Published: 18 August 2010



Phylogenetic analysis can be used to divide a protein family into subfamilies in the absence of experimental information. Most phylogenetic analysis methods utilize multiple alignment of sequences and are based on an evolutionary model. However, multiple alignment is not an automated procedure and requires human intervention to maintain alignment integrity and to produce phylogenies consistent with the functional splits in underlying sequences. To address this problem, we propose to use the alignment-free Relative Complexity Measure (RCM) combined with reduced amino acid alphabets to cluster protein families into functional subtypes purely on sequence criteria. Comparison with an alignment-based approach was also carried out to test the quality of the clustering.

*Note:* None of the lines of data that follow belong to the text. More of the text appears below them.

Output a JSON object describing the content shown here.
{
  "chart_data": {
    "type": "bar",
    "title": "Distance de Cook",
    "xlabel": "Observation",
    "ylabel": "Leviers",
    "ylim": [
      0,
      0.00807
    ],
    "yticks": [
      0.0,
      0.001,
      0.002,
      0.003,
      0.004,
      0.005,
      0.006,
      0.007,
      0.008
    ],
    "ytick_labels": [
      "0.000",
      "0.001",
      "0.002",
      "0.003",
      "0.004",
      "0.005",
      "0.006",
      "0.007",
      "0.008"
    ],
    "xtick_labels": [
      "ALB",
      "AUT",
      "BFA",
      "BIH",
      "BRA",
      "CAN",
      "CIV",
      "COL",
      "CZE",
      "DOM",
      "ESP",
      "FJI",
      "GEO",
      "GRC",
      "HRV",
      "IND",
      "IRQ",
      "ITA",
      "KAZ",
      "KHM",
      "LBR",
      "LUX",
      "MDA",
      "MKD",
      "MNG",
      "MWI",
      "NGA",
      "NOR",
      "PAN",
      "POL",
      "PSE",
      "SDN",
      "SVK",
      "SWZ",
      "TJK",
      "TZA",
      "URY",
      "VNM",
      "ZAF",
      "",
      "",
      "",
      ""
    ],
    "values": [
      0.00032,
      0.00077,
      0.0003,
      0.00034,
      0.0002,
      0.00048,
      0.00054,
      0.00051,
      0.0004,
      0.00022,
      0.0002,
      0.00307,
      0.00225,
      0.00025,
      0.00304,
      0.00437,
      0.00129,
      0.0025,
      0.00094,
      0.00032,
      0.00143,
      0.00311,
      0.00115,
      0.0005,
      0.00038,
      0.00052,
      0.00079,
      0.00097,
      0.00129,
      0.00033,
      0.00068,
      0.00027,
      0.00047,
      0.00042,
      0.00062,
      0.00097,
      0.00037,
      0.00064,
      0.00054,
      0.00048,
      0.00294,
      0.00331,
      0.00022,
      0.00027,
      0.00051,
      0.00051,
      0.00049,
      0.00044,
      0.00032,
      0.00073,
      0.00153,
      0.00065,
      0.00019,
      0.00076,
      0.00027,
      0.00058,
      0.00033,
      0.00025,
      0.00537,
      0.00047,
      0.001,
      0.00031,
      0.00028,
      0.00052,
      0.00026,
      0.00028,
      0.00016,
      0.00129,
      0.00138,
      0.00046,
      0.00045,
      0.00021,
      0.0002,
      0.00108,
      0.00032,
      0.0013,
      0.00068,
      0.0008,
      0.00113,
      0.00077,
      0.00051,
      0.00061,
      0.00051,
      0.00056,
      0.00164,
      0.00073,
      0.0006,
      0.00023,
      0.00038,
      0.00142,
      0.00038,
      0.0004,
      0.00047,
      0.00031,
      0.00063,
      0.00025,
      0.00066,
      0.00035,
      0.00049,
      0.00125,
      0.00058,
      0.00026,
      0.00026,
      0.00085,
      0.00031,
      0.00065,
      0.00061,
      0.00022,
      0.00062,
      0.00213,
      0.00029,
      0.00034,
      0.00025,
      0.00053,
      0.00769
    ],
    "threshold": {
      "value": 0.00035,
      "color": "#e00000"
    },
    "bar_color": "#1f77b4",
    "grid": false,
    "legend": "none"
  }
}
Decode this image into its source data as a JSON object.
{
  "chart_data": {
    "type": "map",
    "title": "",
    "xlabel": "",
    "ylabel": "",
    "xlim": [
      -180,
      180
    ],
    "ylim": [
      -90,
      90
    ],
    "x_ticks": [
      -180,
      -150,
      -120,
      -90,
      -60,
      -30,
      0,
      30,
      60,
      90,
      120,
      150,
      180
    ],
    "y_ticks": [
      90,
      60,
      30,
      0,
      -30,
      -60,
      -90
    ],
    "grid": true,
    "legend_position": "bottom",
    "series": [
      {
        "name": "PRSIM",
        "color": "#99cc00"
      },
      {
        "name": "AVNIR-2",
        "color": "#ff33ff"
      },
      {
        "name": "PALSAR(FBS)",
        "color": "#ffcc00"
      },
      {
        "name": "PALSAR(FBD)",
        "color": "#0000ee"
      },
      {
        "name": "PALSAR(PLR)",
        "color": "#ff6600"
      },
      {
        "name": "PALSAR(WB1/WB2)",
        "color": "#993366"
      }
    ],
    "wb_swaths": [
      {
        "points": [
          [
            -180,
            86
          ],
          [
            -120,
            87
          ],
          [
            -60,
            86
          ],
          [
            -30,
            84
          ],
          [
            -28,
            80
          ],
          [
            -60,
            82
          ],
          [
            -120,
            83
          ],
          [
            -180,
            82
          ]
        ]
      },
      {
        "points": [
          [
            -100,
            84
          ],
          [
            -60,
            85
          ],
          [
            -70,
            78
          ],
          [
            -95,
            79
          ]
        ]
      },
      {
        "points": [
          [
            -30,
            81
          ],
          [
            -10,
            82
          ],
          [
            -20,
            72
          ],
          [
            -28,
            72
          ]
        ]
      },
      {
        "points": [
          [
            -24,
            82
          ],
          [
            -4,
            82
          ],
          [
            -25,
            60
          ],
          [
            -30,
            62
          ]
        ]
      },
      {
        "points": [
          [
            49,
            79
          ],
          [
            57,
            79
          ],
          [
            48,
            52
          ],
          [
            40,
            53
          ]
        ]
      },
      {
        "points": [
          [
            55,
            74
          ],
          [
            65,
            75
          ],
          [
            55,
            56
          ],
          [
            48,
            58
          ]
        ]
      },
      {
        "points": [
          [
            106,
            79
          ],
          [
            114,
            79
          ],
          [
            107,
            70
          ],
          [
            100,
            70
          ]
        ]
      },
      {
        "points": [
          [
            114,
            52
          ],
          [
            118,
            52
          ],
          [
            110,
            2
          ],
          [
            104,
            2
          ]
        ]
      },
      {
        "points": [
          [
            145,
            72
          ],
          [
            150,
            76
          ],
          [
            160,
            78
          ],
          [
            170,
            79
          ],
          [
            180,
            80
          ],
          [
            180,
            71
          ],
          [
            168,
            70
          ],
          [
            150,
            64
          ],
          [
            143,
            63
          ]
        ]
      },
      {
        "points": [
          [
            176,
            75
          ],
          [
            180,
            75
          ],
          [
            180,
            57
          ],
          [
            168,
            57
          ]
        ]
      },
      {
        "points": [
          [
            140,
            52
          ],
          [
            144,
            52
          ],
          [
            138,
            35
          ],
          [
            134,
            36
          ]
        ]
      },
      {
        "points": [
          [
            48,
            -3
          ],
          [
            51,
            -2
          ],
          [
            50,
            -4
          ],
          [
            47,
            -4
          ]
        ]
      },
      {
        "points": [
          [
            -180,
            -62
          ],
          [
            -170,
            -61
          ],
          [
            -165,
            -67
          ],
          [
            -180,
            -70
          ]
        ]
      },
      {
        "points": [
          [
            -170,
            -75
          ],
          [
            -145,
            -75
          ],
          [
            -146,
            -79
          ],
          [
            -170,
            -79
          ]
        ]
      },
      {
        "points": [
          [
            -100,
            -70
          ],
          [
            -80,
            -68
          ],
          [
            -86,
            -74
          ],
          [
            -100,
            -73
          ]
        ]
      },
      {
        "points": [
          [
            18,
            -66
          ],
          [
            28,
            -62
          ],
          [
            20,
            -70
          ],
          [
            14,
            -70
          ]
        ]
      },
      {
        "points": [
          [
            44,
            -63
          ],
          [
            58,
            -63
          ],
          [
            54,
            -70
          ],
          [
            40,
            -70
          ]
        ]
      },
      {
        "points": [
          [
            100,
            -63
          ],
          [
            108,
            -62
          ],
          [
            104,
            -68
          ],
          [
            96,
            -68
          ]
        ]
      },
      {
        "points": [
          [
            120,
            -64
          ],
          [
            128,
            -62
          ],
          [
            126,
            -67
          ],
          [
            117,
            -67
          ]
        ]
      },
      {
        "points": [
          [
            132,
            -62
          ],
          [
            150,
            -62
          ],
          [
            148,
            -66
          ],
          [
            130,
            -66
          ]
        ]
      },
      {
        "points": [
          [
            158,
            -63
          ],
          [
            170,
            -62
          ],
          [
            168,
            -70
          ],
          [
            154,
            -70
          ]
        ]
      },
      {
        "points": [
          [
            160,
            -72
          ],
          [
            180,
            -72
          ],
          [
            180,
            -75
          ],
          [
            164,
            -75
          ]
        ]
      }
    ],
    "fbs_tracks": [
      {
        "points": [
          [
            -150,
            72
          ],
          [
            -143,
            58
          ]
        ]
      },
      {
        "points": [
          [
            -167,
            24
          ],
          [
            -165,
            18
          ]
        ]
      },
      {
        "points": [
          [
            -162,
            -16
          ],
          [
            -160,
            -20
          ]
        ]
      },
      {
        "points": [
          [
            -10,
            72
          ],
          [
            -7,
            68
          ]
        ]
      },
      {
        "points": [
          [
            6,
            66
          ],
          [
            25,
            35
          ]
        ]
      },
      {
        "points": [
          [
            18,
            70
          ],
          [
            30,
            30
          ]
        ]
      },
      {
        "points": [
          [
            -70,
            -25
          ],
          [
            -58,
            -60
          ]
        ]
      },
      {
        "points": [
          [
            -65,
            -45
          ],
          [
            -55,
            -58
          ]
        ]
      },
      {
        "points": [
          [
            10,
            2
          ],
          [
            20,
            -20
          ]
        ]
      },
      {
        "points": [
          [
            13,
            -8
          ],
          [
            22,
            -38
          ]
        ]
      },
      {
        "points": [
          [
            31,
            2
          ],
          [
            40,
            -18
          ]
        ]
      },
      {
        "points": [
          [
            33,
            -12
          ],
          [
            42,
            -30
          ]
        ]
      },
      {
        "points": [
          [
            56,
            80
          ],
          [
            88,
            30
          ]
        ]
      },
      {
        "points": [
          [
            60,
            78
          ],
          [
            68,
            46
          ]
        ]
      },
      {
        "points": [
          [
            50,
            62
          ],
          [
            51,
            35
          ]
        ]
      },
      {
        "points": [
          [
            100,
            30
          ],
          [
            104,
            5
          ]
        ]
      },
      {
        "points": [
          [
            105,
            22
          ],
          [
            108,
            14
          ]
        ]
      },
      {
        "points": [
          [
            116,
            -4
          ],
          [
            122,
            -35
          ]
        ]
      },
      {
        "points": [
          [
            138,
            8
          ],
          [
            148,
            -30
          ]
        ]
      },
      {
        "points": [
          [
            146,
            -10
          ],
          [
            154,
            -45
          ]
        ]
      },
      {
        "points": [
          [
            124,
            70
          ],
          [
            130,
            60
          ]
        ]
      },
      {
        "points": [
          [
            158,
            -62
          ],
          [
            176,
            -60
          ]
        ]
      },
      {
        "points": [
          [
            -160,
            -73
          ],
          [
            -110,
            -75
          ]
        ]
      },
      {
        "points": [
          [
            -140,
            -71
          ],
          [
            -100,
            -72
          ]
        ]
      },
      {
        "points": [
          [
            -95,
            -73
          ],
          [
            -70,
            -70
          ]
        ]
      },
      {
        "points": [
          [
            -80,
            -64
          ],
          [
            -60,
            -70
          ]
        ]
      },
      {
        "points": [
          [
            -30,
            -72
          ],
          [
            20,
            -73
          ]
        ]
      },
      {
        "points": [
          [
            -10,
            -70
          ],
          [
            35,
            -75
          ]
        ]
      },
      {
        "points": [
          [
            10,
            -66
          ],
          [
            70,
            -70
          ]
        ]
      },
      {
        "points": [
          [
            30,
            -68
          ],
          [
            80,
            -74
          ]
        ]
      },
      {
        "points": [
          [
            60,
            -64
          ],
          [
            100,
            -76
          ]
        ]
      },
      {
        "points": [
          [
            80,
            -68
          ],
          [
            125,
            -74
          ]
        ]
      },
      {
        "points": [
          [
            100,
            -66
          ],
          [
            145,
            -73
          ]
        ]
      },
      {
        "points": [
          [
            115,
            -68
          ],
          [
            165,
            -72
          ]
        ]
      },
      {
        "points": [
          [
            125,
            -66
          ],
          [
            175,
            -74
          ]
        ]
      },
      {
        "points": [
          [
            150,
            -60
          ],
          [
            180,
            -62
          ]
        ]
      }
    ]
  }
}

We demonstrate the robustness of RCM with reduced alphabets in clustering of protein sequences into families in a simulated dataset and seven well-characterized protein datasets. On protein datasets, crotonases, mandelate racemases, nucleotidyl cyclases and glycoside hydrolase family 2 were clustered into subfamilies with 100% accuracy whereas acyl transferase domains, haloacid dehalogenases, and vicinal oxygen chelates could be assigned to subfamilies with 97.2%, 96.9% and 92.2% accuracies, respectively.


The overall combination of methods in this paper is useful for clustering protein families into subtypes based on solely protein sequence information. The method is also flexible and computationally fast because it does not require multiple alignment of sequences.